The Xin Excel was also bringing one other valuable cargo to Japan. Her name was Martha Jones.

The only person on the Xin Excel who was aware that Martha was aboard was an electrical engineer called Dmitri Korbov. Korbov was an Underground operative from Nakhodka who’d been crewing the run to Yokohama and back since the shipments started, and he used his position to filter whisper channel communiqués in and out of the islands.
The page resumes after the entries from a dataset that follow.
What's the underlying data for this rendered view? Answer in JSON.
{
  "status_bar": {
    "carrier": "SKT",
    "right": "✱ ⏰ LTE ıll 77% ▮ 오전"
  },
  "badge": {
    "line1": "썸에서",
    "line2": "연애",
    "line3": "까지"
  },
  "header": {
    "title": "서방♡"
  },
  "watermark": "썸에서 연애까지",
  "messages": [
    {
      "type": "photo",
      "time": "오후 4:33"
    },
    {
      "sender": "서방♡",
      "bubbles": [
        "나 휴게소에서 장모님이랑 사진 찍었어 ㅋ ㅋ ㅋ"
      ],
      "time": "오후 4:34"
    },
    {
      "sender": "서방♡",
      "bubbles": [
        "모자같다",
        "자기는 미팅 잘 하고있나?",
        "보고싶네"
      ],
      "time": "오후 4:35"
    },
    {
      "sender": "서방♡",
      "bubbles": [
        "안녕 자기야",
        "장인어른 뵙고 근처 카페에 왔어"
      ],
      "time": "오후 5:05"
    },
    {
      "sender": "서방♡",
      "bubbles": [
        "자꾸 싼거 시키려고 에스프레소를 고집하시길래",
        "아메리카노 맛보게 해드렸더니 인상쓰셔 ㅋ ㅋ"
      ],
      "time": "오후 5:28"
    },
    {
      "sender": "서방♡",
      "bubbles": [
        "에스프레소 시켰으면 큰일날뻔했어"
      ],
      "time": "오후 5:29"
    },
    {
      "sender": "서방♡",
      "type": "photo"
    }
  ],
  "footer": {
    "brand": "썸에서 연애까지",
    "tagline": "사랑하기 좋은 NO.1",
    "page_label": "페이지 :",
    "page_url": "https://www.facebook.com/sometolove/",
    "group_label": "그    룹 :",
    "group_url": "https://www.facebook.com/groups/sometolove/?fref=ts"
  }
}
‘It’s different here,’ Korbov told her as the Xin Excel chugged its way into the crowded port.

‘Different how?’ Martha asked.

‘A different level of security,’ he replied, ‘a different feel to things. The Underground is far less well established in Japan than in other parts of the world.’

‘Why?’ she asked.

Korbov shrugged.

‘Beats me,’ he said. ‘There are groups, up in Hokkaido and down south in Kyushu, but Central Honshu, forget it. There are contacts, a few individual operatives, but nothing organised.’

‘Because of security?’

He shrugged again.

They were standing at the ship’s port rail, looking out across the bustling pier. Two members of the crew strolled past, and greeted Korbov amiably.

‘Talking to yourself again, Dimi?’ one of them laughed.

‘That’s right,’ said Korbov.

The crewmen looked right through Martha and carried on along the deck.

‘All this time you’ve been on board,’ murmured Korbov, ‘it still gets me when they do that.